Nearly half of adult fracture patients are vitamin D deficient (serum 25‐hydroxyvitamin D [25(OH)D] levels <20 ng/mL). Many surgeons advocate prescribing vitamin D supplements to improve fracture healing outcomes; however, data supporting the effectiveness of vitamin D 3 supplements to improve acute fracture healing are lacking. We tested the effectiveness of vitamin D 3 supplementation for improving tibia and femur fracture healing. We conducted a single‐center, double ‐ blinded phase II screening randomized controlled trial with a 12‐month follow‐up. Patients aged 18–50 years receiving an intramedullary nail for a tibia or femoral shaft fracture were randomized 1:1:1:1 to receive (i) 150,000 IU loading dose vitamin D 3 at injury and 6 weeks ( n = 27); (ii) 4000 IU vitamin D 3 daily ( n = 24); (iii) 600 IU vitamin D 3 daily ( n = 24); or (iv) placebo ( n = 27). Primary outcomes were clinical fracture healing (Function IndeX for Trauma [FIX‐IT]) and radiographic fracture healing (Radiographic Union Score for Tibial fractures [RUST]) at 3 months. One hundred two patients with a mean age of 29 years (standard deviation 8) were randomized. The majority were male (69%), and 56% were vitamin D 3 deficient at baseline . Ninety‐nine patients completed the 3‐month follow‐up. In our prespecified comparisons, no clinically important or statistically significant differences were detected in RUST or FIX‐IT scores between groups when measured at 3 months and over 12 months.

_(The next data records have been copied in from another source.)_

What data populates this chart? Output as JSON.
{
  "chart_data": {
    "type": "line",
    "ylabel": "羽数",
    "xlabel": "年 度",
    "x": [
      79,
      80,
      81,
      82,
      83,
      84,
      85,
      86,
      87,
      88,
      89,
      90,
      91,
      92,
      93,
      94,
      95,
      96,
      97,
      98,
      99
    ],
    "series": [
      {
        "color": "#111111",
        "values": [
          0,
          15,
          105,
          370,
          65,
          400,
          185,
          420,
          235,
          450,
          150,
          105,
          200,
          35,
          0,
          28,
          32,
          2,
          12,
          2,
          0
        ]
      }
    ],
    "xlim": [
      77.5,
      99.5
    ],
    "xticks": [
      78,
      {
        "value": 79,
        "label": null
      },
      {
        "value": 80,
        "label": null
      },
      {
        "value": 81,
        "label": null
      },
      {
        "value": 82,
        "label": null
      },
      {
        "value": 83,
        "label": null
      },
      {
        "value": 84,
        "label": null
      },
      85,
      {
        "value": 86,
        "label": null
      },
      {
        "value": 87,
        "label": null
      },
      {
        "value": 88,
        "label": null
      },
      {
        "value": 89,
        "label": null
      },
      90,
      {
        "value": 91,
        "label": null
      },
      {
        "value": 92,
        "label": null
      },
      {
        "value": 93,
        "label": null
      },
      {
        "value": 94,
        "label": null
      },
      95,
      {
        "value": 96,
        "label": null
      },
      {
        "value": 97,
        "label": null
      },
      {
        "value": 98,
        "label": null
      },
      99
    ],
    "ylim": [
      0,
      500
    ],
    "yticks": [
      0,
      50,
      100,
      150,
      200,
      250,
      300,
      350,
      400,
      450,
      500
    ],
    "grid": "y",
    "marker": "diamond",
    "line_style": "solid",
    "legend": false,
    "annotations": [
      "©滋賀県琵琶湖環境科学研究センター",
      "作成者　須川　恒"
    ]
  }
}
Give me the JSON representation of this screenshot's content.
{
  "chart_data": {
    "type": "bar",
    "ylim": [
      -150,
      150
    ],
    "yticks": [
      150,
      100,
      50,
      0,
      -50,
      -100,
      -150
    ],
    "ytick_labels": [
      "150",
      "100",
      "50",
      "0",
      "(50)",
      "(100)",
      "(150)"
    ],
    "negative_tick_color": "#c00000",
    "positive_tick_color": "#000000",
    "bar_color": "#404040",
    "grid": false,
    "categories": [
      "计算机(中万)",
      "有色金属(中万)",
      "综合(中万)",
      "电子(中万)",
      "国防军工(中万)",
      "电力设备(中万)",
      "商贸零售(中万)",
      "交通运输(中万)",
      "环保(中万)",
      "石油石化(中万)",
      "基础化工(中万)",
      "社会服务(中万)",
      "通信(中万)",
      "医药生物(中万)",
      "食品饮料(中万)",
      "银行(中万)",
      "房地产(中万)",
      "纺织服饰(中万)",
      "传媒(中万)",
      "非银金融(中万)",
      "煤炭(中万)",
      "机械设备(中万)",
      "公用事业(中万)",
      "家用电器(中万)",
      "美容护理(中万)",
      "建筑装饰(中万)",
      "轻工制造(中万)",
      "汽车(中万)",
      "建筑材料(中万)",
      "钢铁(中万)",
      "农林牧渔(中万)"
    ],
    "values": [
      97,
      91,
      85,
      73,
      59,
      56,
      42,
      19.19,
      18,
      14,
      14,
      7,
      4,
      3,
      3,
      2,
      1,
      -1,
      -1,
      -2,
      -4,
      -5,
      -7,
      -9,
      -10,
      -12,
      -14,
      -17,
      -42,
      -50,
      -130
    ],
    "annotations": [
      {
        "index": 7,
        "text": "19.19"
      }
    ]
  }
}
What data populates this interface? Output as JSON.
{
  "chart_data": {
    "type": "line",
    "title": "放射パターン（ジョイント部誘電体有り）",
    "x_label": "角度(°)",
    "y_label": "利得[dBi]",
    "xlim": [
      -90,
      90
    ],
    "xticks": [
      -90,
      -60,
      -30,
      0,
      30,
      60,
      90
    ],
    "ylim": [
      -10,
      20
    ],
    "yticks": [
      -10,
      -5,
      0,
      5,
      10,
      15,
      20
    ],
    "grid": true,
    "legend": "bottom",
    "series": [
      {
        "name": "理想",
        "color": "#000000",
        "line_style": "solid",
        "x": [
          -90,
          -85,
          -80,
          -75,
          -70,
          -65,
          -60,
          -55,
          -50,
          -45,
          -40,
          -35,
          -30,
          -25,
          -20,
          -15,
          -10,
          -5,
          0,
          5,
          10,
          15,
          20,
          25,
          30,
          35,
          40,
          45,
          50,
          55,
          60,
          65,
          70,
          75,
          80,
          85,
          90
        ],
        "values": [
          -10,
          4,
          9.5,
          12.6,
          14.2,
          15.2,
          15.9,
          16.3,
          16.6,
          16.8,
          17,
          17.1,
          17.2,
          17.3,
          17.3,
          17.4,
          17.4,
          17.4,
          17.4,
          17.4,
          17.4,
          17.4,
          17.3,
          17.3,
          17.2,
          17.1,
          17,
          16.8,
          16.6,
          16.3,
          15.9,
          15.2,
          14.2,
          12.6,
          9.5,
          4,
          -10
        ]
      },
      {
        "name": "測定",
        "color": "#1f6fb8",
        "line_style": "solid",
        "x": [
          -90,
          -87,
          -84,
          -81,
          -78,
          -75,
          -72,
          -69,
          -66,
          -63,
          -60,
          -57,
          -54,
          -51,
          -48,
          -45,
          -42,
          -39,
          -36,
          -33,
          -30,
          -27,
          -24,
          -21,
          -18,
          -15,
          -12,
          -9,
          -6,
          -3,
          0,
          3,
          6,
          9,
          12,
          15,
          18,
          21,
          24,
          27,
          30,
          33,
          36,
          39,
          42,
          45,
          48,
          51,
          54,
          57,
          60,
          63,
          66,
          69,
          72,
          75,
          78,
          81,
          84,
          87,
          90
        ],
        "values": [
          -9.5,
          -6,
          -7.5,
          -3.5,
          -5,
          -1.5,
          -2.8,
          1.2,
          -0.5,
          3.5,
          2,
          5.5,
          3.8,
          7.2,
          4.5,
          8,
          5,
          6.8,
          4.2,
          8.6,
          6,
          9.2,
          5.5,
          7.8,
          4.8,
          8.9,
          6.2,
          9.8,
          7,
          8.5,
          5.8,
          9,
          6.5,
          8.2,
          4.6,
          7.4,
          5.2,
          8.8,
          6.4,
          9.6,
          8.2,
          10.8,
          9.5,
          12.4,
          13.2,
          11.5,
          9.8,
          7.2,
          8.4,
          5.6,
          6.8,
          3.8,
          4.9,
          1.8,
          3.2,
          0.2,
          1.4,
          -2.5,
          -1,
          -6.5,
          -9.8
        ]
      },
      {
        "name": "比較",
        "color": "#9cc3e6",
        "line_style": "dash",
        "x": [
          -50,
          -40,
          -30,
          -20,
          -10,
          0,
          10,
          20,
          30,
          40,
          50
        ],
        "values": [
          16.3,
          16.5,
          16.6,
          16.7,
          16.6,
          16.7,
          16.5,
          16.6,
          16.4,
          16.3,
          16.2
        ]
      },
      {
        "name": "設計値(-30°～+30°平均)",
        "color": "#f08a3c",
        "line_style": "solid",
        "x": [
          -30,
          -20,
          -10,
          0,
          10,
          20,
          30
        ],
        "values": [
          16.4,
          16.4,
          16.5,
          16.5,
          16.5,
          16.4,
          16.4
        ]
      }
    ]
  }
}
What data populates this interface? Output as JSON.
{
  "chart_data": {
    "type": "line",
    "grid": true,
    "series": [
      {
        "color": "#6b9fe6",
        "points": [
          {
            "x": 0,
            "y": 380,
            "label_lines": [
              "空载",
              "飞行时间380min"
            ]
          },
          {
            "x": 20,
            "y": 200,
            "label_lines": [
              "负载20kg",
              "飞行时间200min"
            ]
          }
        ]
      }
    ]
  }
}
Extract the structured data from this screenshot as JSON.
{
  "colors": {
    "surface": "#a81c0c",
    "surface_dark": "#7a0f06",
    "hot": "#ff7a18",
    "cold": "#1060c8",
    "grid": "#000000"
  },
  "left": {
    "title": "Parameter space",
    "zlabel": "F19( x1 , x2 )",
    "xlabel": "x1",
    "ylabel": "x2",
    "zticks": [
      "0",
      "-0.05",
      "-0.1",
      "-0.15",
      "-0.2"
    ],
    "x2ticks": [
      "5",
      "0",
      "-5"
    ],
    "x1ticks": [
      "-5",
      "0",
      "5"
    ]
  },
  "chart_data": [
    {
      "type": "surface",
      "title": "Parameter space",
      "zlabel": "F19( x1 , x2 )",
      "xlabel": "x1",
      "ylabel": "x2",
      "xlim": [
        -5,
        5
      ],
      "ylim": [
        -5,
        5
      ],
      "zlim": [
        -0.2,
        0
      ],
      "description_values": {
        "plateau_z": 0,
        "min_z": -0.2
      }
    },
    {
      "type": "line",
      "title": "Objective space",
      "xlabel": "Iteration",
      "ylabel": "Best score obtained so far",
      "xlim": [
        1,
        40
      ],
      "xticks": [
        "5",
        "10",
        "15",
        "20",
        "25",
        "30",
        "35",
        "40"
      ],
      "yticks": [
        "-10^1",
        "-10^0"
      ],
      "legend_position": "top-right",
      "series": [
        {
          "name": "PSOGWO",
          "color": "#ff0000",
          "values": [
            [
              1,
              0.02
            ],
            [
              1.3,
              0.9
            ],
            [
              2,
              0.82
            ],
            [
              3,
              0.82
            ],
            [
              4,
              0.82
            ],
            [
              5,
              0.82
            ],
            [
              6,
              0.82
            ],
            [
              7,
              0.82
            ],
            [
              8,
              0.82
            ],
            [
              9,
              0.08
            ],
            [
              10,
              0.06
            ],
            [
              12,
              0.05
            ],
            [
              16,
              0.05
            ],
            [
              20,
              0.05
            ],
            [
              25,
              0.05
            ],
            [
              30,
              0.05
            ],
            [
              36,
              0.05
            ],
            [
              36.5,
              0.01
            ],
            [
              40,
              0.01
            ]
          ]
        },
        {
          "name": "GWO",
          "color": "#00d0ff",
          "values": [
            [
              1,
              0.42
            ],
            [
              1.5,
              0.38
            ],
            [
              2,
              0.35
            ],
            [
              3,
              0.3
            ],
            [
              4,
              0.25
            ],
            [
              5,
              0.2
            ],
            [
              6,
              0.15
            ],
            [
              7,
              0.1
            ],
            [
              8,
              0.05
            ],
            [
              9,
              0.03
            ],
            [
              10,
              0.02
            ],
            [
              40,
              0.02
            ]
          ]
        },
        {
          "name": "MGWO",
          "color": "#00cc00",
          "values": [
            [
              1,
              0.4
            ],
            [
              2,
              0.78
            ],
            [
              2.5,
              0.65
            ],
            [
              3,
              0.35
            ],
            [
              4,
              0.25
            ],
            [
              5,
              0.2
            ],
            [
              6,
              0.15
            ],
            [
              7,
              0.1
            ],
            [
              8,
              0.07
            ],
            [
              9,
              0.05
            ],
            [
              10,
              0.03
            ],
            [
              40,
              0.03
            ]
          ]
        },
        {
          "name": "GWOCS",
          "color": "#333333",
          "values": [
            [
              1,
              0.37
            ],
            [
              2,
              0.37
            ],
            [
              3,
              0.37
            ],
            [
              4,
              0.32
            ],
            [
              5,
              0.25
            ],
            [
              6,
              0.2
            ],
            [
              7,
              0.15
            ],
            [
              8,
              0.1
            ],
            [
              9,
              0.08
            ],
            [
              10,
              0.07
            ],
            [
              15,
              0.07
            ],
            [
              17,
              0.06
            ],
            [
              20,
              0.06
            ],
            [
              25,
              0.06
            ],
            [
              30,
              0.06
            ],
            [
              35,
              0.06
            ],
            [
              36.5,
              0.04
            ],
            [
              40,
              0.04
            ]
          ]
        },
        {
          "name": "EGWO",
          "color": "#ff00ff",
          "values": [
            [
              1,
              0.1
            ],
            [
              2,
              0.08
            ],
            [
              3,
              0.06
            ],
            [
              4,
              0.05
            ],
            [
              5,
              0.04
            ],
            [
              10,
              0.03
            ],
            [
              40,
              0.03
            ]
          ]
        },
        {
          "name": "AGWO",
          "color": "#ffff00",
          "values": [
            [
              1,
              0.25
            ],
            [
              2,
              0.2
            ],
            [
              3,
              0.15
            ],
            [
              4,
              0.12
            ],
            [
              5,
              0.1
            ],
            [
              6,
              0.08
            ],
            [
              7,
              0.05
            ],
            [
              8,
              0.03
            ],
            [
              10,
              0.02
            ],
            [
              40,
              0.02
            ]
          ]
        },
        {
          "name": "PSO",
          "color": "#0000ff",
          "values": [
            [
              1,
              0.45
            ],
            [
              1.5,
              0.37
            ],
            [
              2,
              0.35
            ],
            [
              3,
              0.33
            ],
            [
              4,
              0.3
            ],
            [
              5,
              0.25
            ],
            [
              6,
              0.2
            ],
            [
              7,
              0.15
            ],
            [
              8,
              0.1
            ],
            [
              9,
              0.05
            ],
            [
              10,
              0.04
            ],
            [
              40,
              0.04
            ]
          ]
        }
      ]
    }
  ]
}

However, in a post hoc comparison, high doses of vitamin D 3 were associated with improved clinical fracture healing relative to placebo at 3 months (mean difference [MD] 0.90, 80% confidence interval [CI], 0.08 to 1.79; p = 0.16) and within 12 months (MD 0.89, 80% CI, 0.05 to 1.74; p = 0.18). The study was designed to identify potential evidence to support the effectiveness of vitamin D 3 supplementation in improving acute fracture healing. Vitamin D 3 supplementation, particularly high doses, might modestly improve acute tibia or femoral shaft fracture healing in healthy adults, but confirmatory studies are required. The Vita‐Shock trial was awarded the Orthopaedic Trauma Association's (OTA) Bovill Award in 2020. This award is presented annually to the authors of the most outstanding OTA Annual Meeting scientific paper. © 2022 The Authors. JBMR Plus published by Wiley Periodicals LLC on behalf of American Society for Bone and Mineral Research.